Housing: RBA rallies investors but not owner-occupants
By Gavin R. Putland
In proportion to trend per-capita GDP, the Eight Capital Cities house-price index (red curve) ticked upward in Q4 of 2012. The seasonally-adjusted number of private-sector building approvals (black) also ticked upward.
The rally in the number of house and unit sales recorded by RP Data (green curve) looks less convincing than in the last update; the difference is due to the inclusion of September's figure in the estimate for Q3 and to some revisions in earlier data.
The lending figures, unlike the sales figures, are seasonally adjusted. The value of lending for “owner occupation (secured finance) - purchase of other established dwellings”, aggregated quarterly and scaled to (seasonally adjusted) GDP, is shown in blue, and continues to fluctuate in a narrow band below its “GFC” minimum. The value of lending for “investment housing - purchase for rent or resale by individuals”, similarly aggregated and scaled, is shown in purple — and, after 175bp of interest-rate cuts, has at last risen above its “GFC” minimum.*
Similarly, housing credit growth in the year to December 2012 was the lowest on record for owner-occupation, but trending tentatively upward for investment.
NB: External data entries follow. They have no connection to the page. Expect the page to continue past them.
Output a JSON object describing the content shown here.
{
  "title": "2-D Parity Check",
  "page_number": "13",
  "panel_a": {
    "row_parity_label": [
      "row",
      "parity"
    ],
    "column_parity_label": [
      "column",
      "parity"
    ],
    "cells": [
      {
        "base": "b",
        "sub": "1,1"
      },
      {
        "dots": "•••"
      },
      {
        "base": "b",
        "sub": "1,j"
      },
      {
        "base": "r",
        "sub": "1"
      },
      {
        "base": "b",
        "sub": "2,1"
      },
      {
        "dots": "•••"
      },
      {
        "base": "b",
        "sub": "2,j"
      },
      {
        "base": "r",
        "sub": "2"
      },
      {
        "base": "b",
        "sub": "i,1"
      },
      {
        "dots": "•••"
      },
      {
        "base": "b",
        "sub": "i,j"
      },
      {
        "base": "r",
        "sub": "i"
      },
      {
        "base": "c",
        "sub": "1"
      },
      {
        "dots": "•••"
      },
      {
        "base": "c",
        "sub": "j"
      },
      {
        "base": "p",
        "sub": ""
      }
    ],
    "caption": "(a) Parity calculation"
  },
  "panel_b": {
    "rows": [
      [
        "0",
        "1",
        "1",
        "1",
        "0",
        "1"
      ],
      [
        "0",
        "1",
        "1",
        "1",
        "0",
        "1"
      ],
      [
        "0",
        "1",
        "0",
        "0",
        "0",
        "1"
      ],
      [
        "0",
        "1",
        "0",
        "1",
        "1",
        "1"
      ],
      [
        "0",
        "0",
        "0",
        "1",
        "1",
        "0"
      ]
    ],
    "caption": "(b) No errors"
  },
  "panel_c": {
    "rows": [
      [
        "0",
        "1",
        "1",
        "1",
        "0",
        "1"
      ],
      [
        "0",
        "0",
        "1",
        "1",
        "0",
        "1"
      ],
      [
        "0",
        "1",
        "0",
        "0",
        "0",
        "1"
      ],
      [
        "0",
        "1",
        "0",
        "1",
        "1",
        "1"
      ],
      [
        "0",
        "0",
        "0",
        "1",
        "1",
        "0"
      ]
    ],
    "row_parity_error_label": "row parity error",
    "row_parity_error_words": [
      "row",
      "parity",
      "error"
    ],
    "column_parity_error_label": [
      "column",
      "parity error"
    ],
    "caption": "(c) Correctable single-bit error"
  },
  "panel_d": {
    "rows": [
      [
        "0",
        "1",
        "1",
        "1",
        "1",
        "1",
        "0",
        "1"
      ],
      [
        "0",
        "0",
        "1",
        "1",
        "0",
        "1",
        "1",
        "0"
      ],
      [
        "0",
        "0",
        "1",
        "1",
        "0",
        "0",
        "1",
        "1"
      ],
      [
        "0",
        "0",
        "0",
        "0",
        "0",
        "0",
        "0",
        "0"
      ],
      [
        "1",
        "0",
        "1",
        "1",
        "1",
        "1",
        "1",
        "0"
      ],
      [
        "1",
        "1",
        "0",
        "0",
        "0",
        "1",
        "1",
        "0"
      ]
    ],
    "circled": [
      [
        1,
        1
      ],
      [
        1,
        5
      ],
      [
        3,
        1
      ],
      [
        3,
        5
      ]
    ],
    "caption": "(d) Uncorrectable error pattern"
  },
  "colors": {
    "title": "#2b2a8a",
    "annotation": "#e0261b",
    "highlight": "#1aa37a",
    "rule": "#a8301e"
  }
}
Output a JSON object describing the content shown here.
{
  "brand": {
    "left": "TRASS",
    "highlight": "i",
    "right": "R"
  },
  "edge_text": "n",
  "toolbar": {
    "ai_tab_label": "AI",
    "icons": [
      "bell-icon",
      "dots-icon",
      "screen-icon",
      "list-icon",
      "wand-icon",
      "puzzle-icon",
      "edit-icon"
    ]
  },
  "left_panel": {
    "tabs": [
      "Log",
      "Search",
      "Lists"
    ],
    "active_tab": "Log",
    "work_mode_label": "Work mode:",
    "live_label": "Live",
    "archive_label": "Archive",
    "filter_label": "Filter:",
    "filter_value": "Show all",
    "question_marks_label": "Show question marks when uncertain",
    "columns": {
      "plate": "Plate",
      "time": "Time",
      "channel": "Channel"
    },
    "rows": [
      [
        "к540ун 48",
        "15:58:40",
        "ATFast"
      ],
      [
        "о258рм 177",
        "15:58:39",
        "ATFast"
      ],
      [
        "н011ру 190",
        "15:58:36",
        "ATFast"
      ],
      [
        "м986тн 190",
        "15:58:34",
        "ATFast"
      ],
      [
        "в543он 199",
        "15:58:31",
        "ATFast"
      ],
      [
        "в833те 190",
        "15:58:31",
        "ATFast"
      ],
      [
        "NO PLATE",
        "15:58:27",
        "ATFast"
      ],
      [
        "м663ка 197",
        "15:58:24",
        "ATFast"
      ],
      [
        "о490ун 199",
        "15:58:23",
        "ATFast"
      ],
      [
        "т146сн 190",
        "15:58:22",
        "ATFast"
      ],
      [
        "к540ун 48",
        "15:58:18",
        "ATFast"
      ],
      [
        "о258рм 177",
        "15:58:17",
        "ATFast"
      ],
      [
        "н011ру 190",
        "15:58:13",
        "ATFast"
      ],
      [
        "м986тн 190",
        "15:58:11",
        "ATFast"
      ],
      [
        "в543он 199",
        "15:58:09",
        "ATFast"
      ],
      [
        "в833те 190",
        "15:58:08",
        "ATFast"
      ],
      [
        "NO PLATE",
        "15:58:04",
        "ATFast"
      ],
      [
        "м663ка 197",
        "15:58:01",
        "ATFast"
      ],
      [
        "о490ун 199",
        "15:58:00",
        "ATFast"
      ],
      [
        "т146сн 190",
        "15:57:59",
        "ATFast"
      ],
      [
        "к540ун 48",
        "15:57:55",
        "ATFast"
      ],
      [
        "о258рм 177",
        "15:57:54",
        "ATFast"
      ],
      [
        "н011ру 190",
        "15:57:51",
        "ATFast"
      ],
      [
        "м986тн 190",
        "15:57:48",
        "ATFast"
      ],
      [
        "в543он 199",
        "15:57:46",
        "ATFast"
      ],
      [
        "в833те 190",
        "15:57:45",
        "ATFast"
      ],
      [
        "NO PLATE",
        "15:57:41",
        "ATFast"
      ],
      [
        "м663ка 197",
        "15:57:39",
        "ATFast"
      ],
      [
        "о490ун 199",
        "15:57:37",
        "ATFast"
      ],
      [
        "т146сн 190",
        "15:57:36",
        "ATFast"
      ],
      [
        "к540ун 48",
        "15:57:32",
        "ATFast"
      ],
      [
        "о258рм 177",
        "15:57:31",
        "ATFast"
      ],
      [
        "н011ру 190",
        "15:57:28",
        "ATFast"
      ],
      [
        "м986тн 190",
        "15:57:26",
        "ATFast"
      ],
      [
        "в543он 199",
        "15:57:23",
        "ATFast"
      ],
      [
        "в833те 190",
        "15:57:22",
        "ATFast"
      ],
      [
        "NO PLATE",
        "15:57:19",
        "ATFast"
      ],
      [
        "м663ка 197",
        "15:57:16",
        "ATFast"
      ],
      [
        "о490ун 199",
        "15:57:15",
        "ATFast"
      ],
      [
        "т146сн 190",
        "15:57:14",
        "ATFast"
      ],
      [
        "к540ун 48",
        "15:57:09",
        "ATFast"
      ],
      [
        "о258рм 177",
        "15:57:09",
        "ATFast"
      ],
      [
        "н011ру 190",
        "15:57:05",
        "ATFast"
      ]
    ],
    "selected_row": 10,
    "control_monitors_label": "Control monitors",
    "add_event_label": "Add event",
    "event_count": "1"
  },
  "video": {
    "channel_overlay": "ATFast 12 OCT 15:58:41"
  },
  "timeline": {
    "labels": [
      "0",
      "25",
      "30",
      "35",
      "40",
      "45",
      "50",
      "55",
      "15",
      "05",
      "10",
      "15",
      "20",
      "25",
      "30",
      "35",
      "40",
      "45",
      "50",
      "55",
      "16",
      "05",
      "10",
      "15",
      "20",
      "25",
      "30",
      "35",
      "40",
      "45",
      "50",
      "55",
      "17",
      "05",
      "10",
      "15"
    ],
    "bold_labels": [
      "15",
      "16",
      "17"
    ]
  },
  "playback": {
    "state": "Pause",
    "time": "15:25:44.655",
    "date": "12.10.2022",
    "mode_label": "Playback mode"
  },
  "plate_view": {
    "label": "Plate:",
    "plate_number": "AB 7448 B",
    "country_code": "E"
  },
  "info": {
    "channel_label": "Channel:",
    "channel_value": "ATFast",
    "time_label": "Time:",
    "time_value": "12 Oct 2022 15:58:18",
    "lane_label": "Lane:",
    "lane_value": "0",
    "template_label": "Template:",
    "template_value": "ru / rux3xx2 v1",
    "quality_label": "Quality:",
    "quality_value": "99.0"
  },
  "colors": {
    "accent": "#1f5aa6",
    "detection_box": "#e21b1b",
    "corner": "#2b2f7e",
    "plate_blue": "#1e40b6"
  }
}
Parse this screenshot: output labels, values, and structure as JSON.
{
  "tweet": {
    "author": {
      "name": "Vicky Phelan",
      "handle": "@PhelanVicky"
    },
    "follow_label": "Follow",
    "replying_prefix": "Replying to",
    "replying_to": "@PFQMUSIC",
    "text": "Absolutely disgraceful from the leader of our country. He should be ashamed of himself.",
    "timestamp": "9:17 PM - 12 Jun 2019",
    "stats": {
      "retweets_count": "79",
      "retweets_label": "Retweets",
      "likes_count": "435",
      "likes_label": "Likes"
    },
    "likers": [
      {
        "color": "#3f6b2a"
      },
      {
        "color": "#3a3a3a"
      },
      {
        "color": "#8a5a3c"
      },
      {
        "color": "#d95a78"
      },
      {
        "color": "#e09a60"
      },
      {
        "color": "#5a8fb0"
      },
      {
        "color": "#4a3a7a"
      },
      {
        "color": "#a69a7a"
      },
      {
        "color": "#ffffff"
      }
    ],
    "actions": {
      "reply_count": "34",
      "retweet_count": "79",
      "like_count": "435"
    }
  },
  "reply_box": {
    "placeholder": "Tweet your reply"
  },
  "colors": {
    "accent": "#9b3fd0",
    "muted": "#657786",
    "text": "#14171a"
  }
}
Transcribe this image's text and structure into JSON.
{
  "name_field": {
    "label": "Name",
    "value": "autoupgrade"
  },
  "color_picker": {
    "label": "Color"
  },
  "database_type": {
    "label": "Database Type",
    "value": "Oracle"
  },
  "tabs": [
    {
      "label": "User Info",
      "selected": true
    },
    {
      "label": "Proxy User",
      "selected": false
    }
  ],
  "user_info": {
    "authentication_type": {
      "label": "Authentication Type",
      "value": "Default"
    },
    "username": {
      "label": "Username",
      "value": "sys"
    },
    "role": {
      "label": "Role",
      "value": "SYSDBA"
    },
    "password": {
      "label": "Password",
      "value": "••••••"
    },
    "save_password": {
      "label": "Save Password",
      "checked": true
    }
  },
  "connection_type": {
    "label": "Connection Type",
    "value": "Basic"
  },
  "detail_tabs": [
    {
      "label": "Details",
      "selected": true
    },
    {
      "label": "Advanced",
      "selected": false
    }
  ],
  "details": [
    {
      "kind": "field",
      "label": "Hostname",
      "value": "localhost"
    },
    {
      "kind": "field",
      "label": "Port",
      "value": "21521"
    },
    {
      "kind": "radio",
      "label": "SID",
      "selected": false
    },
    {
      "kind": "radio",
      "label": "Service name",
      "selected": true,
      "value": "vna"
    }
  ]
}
The next graph, from the HIA's media release of Jan.31, 2013, shows a rally in new home sales (blue bars) coinciding with the last two cuts in official interest rates.
It also shows that we have seen such rallies before. Leith van Onselen has plotted rolling annual totals, which put the latest rally in a more sobering perspective. Earlier the HIA reported that residential land sales, which recovered somewhat in the June quarter, fell back in the September quarter while median prices rose; but in assessing the price trend, we need to net out what van Onselen describes as “extraordinary incentives” offered by developers.
RP Data's capital-city home price indices generally rose for the first few weeks of 2013, but then pulled back, especially in Melbourne (see the 2nd-last graph in van Onselen's summary). Residex's January update shows a slight decline in house prices for the last month (0.88% nationwide), but also reports that unit prices rose 0.5% in the last month, while house and unit prices rose 0.82% and 0.77% (respectively) in the year to January 2013; these figures are not adjusted for inflation.
In January, SQM's national residential vacancy rate retreated from its seasonal peak, but the trend still seems to be rising (that is, bearish).
In summary, an aggressive monetary stimulus has produced a tentative and uneven response. The reason is perhaps best seen by comparing the current value of the price index (the top curve in the top graph) with its value during the low-interest-rate period of 1993-4. It's hard to engineer a price “recovery” from a high base.
* Sources for the top graph were given in the post of Nov.15.